In Paris, she meets Hong Jong-u, the first Korean to study in France. Unlike Jin, who wears the latest French fashions, Jong-u sticks to traditional Korean attire. Fiercely proud of his heritage, he is engaged in translating Korean stories into French. “The quickest way to make Korea known is to translate Korean stories into foreign languages,” he tells Jin, and invites her to help him. In the end, both return to Korea with tragic results.

Shin occasionally tosses in flashbacks of events which might have been better served as fleshed-out scenes. For example, an encounter between Jin and Jong-u which has great significance to the outcome of the story, is briefly recounted after the fact. There is plenty of drama, however, to carry the reader along.

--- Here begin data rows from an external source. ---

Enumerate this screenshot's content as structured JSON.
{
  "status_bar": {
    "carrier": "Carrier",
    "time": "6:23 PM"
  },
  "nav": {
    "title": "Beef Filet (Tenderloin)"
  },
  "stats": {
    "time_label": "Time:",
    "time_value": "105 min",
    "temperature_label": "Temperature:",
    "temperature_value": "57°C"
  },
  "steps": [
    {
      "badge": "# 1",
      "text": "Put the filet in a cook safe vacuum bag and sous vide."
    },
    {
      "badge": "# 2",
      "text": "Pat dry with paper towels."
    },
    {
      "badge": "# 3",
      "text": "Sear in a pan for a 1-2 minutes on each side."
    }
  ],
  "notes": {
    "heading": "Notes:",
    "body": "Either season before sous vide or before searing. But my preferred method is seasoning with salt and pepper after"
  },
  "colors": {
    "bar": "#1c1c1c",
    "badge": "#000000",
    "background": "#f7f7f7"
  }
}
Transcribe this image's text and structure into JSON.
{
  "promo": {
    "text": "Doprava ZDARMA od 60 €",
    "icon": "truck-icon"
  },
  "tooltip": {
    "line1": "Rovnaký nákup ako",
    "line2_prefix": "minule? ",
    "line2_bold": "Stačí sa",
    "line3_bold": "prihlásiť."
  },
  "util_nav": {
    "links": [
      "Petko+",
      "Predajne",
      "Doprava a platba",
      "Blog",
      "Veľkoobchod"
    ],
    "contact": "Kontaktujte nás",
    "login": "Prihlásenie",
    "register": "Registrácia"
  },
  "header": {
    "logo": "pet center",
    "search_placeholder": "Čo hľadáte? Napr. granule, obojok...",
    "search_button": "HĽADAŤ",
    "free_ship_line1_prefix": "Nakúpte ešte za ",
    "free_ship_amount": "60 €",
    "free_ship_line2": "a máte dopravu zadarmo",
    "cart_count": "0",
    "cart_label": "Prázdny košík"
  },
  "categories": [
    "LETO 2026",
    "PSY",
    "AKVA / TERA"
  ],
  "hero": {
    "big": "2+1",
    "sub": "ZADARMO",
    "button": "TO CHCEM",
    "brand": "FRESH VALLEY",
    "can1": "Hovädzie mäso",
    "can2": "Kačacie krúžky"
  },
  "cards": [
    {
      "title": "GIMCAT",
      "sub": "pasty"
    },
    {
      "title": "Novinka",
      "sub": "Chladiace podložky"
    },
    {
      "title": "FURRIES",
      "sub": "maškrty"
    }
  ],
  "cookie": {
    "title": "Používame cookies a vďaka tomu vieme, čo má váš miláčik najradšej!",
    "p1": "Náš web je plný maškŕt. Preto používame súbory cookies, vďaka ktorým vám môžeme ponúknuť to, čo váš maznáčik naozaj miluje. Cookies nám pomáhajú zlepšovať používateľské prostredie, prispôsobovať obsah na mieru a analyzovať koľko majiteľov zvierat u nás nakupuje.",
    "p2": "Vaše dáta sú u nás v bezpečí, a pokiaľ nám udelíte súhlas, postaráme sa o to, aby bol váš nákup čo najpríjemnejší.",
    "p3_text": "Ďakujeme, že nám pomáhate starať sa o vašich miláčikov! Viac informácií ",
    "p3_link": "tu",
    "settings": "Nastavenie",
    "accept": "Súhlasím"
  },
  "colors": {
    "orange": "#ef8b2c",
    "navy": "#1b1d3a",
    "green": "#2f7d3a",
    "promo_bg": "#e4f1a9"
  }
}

This is the kind of book that sends readers to the internet, scrambling to see which parts are based on historical fact, and which are made up. The final days of the Joseon Dynasty are well-documented, of course; the king, queen, and Hong Jong-u have their own Wikipedia pages. A quick online search of Yi Jin, however, yields nothing in English. And maybe that is why Shin chose her as a subject. The contributions of women are often erased from history, after all, no matter what country they are from. It is possible that Jong-u had help from a woman with his work. In any case, Shin has richly imagined what might have happened, while illuminating a fascinating slice of history that is little known to most readers outside Korea.